Recently work has been included in the United States Department of State Art in Embassies Program, exhibits at the Textile Museum in Washington, DC, the American Craft Museum in New York, the invitational Triennial of Tapestry in Lodz, Poland, from Lausanne to Beijing (twice), Houses for Nomads (a solo exhibit at the Janina Monkute-Marks Museum in Lithuania), an exhibition at the Mingei International Museum in Balboa Park in San Diego. His work is in the permanent collections of the Mingei, the San Jose Museum of Quilts and Textiles, the Ventura County Museum of Art, the Racine Art Museum and The Art Institute of Chicago.

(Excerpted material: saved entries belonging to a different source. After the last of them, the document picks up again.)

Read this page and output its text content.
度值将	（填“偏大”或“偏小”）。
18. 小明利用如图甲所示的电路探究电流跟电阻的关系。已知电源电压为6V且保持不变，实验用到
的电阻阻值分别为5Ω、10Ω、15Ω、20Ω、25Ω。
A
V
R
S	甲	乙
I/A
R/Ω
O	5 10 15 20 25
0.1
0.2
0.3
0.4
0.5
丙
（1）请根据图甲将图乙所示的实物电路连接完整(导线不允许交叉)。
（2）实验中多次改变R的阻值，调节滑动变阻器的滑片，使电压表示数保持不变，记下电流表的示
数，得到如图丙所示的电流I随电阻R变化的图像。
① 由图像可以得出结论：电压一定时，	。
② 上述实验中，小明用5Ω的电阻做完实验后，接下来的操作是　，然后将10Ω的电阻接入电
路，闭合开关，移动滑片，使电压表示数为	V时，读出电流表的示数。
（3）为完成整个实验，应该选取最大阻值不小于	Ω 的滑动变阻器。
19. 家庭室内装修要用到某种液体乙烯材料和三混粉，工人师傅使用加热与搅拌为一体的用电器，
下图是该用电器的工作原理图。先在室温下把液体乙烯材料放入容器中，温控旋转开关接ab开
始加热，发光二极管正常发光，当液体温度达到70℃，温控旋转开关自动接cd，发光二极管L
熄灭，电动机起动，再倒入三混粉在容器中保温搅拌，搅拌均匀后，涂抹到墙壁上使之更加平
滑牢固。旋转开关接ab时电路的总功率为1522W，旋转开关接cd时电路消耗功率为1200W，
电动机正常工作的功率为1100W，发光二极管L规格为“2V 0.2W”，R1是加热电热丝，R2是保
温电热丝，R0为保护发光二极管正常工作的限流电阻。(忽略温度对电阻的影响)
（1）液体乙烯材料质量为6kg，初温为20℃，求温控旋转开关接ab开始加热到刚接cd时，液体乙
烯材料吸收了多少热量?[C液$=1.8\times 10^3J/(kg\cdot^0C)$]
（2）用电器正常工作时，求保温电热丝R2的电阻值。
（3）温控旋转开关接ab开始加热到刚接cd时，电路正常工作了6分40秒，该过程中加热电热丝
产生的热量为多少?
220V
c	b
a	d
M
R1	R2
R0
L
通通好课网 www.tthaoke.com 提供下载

I’ve picked this less than common medium of art, having been drawn to the possibilities of relationships between subliminal texture and the interaction of light and color.
Work over the years have addressed the impact of human and natural causes on the homes and lives of people. These include houses that disappear into the sands of war, are filled with rising flood waters or simply vanish as the natural consequence of time. The most recent work addresses how simple shapes can convey meaning: lines become text, squares become faces or an invented language of undeciphered glyphs.
Yet, without the foreknowledge of what is behind these images, the works stand as objects of quiet beauty: begun with white yarns of wool, silk, linen and other fibers, I add my own dyes to achieve colors not available in commercially dyed materials. Like a painter, I mix my own colors to create something new.